For the first time since the Jewish state's inception, an Arab city is to be built inside Israel to dea
l with the demands of a growing population of the Jewish state's largest minority.
"I'm talking about a modern town where a young couple can buy an apartment and live, like in any other modern city," interior minister Meir Sheetrit told a meeting of Arab-Israeli mayors earlier this month.
Since 1948, about 700 Jewish cities and towns have been recognised, but no Arab city has been founded inside Israel nor have existing towns or villages been allowed to expand beyond their municipality limits. For many Arab-Israelis, who make up about 20% of Israel's population of seven million, the Jewish state's planning laws are a highly visible sign of the constant discrimination they face as Israeli citizens.
"The Israeli government uses planning laws as a tool to control development within Arab towns and villages," said Dr Rasem Khamaysi, a professor of planning and geography at Haifa University, who is also an Arab-Israeli.
"We struggle for the right to build, for the right for housing and to achieve the same quality of life that our fellow Jewish citizens have."
Sheetrit has ordered an inquiry into where and how a city would be built, with a decision by the end of this year. No location has been decided on yet but it is expected to be in the Galilee district in the country's north where the bulk of Israel's Arab population lives.
A married father of four, Fadela, 39, lives in the Arab- Israeli town of Tira, in the area known as the 'Triangle', a region in central Israel predominantly populated by Arabs and located close to the West Bank border.
Tira is only a 10-minute drive north-east of Kfar Saba, a middle-class Israeli town complete with shopping malls, office complexes, apartment blocks and tree-lined streets.
"Tira is a world away from Kfar Saba," explains Fadela, who is also in charge of the education department at the Tira municipality. There are no malls, public parks or industrial zones in Tira and only half of its roads are surfaced.
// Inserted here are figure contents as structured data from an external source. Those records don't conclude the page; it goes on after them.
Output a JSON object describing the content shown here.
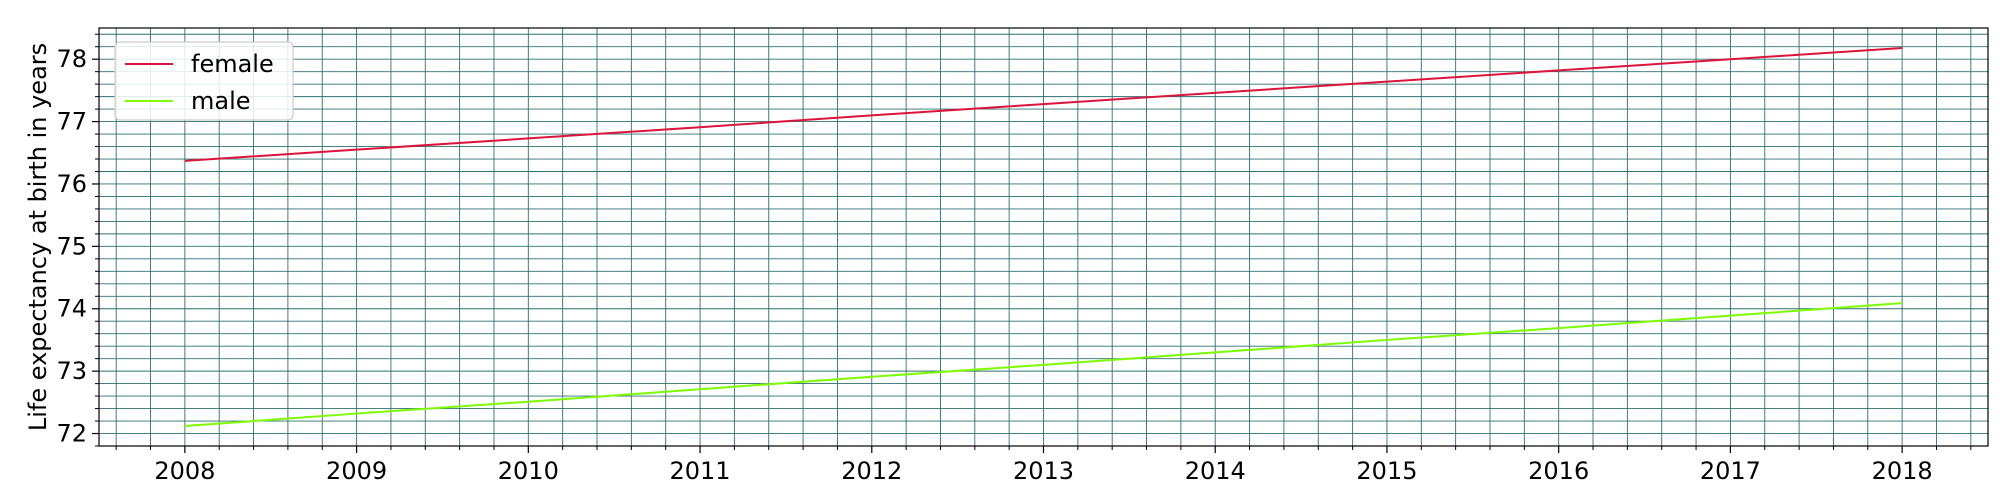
{
  "chart_data": {
    "type": "line",
    "title": "",
    "xlabel": "",
    "ylabel": "Life expectancy at birth in years",
    "x": [
      2008,
      2009,
      2010,
      2011,
      2012,
      2013,
      2014,
      2015,
      2016,
      2017,
      2018
    ],
    "xlim": [
      2007.5,
      2018.5
    ],
    "ylim": [
      71.8,
      78.5
    ],
    "xticks": [
      "2008",
      "2009",
      "2010",
      "2011",
      "2012",
      "2013",
      "2014",
      "2015",
      "2016",
      "2017",
      "2018"
    ],
    "yticks": [
      "72",
      "73",
      "74",
      "75",
      "76",
      "77",
      "78"
    ],
    "grid": true,
    "minor_grid": true,
    "legend_position": "top-left",
    "series": [
      {
        "name": "female",
        "color": "#dc143c",
        "values": [
          76.37,
          76.55,
          76.73,
          76.91,
          77.1,
          77.28,
          77.46,
          77.64,
          77.82,
          78.0,
          78.18
        ]
      },
      {
        "name": "male",
        "color": "#7cfc00",
        "values": [
          72.12,
          72.32,
          72.51,
          72.71,
          72.91,
          73.1,
          73.3,
          73.5,
          73.69,
          73.89,
          74.09
        ]
      }
    ]
  }
}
Children play in the streets and the winter rains turn the town's dirt streets into mud baths.
The majority of the town's 20,000 residents live in multi-storey villas, or "multi-generational homes", as Fadela calls it, with grandparents living side-by-side with children and grandchildren.
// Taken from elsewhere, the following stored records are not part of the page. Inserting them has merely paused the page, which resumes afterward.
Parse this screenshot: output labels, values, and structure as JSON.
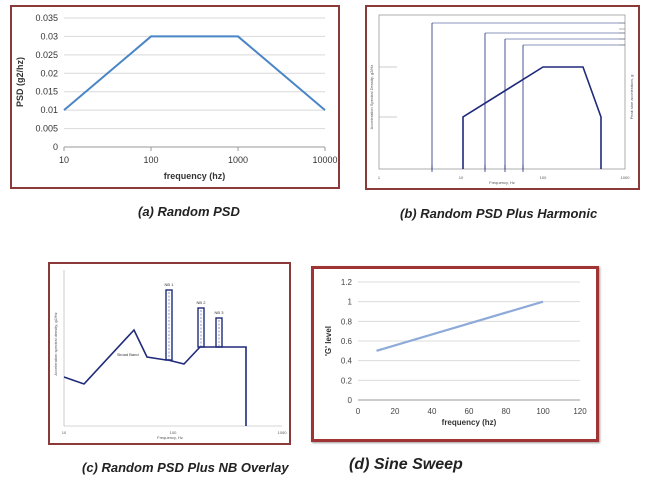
{
  "chart_data": [
    {
      "type": "line",
      "title": "",
      "caption": "(a) Random PSD",
      "xlabel": "frequency (hz)",
      "ylabel": "PSD (g2/hz)",
      "xscale": "log",
      "xticks": [
        "10",
        "100",
        "1000",
        "10000"
      ],
      "yticks": [
        "0",
        "0.005",
        "0.01",
        "0.015",
        "0.02",
        "0.025",
        "0.03",
        "0.035"
      ],
      "ylim": [
        0,
        0.035
      ],
      "grid": true,
      "x": [
        10,
        100,
        1000,
        10000
      ],
      "y": [
        0.01,
        0.03,
        0.03,
        0.01
      ],
      "color": "#4a86c5"
    },
    {
      "type": "line",
      "title": "",
      "caption": "(b) Random PSD Plus Harmonic",
      "xlabel": "Frequency, Hz",
      "ylabel": "Acceleration Spectral Density, g2/Hz",
      "y2label": "Peak sine acceleration, g",
      "xscale": "log",
      "xticks": [
        "1",
        "10",
        "100",
        "1000"
      ],
      "color": "#1f2a7a"
    },
    {
      "type": "line",
      "title": "",
      "caption": "(c) Random PSD Plus NB Overlay",
      "xlabel": "Frequency, Hz",
      "ylabel": "Acceleration spectral density, g2/Hz",
      "xscale": "log",
      "xticks": [
        "10",
        "100",
        "1000"
      ],
      "annotations": [
        "Broad Band",
        "NB 1",
        "NB 2",
        "NB 3"
      ],
      "color": "#1f2a7a"
    },
    {
      "type": "line",
      "title": "",
      "caption": "(d) Sine Sweep",
      "xlabel": "frequency (hz)",
      "ylabel": "'G' level",
      "xticks": [
        "0",
        "20",
        "40",
        "60",
        "80",
        "100",
        "120"
      ],
      "yticks": [
        "0",
        "0.2",
        "0.4",
        "0.6",
        "0.8",
        "1",
        "1.2"
      ],
      "xlim": [
        0,
        120
      ],
      "ylim": [
        0,
        1.2
      ],
      "grid": true,
      "x": [
        10,
        100
      ],
      "y": [
        0.5,
        1.0
      ],
      "color": "#8eaad8"
    }
  ]
}
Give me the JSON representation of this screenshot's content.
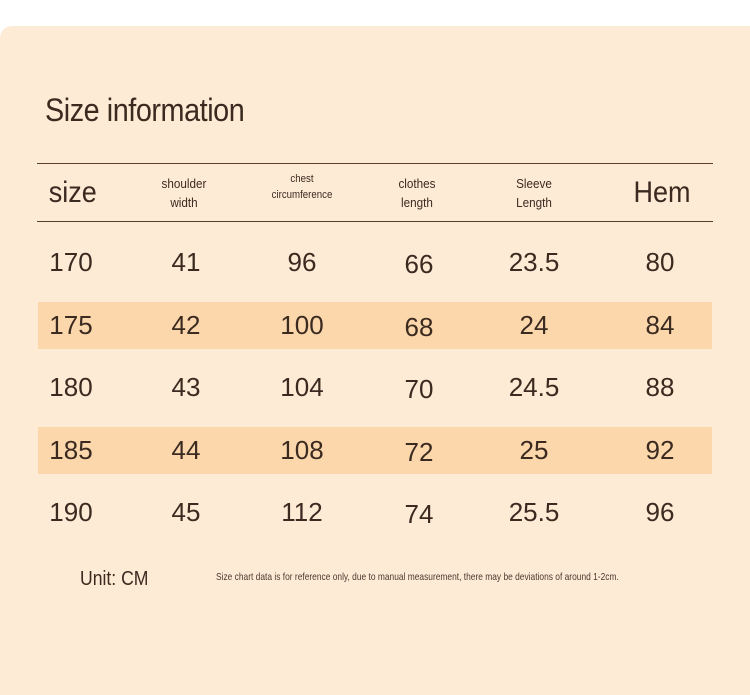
{
  "title": "Size information",
  "headers": [
    "size",
    "shoulder\nwidth",
    "chest\ncircumference",
    "clothes\nlength",
    "Sleeve\nLength",
    "Hem"
  ],
  "rows": [
    [
      "170",
      "41",
      "96",
      "66",
      "23.5",
      "80"
    ],
    [
      "175",
      "42",
      "100",
      "68",
      "24",
      "84"
    ],
    [
      "180",
      "43",
      "104",
      "70",
      "24.5",
      "88"
    ],
    [
      "185",
      "44",
      "108",
      "72",
      "25",
      "92"
    ],
    [
      "190",
      "45",
      "112",
      "74",
      "25.5",
      "96"
    ]
  ],
  "unit": "Unit: CM",
  "note": "Size chart data is for reference only, due to manual measurement, there may be deviations of around 1-2cm.",
  "colors": {
    "background": "#feebd5",
    "stripe": "#fdd7ac",
    "text": "#3a2a20"
  }
}
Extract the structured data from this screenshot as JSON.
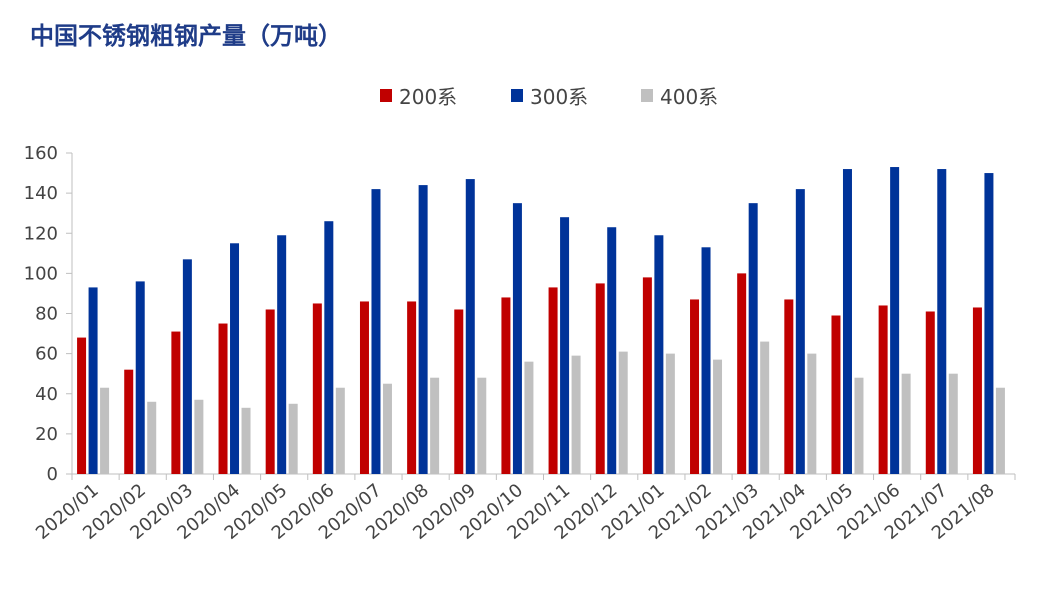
{
  "chart_data": {
    "type": "bar",
    "title": "中国不锈钢粗钢产量（万吨）",
    "categories": [
      "2020/01",
      "2020/02",
      "2020/03",
      "2020/04",
      "2020/05",
      "2020/06",
      "2020/07",
      "2020/08",
      "2020/09",
      "2020/10",
      "2020/11",
      "2020/12",
      "2021/01",
      "2021/02",
      "2021/03",
      "2021/04",
      "2021/05",
      "2021/06",
      "2021/07",
      "2021/08"
    ],
    "series": [
      {
        "name": "200系",
        "color": "#c00000",
        "values": [
          68,
          52,
          71,
          75,
          82,
          85,
          86,
          86,
          82,
          88,
          93,
          95,
          98,
          87,
          100,
          87,
          79,
          84,
          81,
          83
        ]
      },
      {
        "name": "300系",
        "color": "#003399",
        "values": [
          93,
          96,
          107,
          115,
          119,
          126,
          142,
          144,
          147,
          135,
          128,
          123,
          119,
          113,
          135,
          142,
          152,
          153,
          152,
          150
        ]
      },
      {
        "name": "400系",
        "color": "#c0c0c0",
        "values": [
          43,
          36,
          37,
          33,
          35,
          43,
          45,
          48,
          48,
          56,
          59,
          61,
          60,
          57,
          66,
          60,
          48,
          50,
          50,
          43
        ]
      }
    ],
    "ylim": [
      0,
      160
    ],
    "yticks": [
      0,
      20,
      40,
      60,
      80,
      100,
      120,
      140,
      160
    ],
    "xlabel": "",
    "ylabel": "",
    "grid": false,
    "legend_position": "top-center",
    "title_color": "#1f3c88"
  }
}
"This is Arab culture where families live with each other in the same home," said Fadela. "And unlike Jewish towns and cities where the bulk of the land is leased to corporations or government agencies, land in Arab towns and villages is privately owned so there are no public spaces, no parks."
But while Fadela acknowledged cultural factors play a part, it is the Israeli planning laws, he said, which are primarily at fault. "Every town or village in Israel has a blue line drawn around it limiting expansion beyond that line. The difference is that the line for Arab towns and villages has not changed one bit since 1948," he said.
The situation has resulted in high demand for housing space within Arab-Israeli communities. With the planning permit process being slow and unpredictable, Arab residents in urgent need to expand existing homes will build illegal structures on private land, often risking a demolition order from state authorities.
Israel's far right, however, is also sceptical about the plans. David Rotem, a Knesset member of the ultra-nationalist party Yisrael Beiteinu, declared the move as an attempt by the government "to completely destroy Zionism" as it halts construction in Jerusalem and the West Bank while planning to build a new Arab city in the north.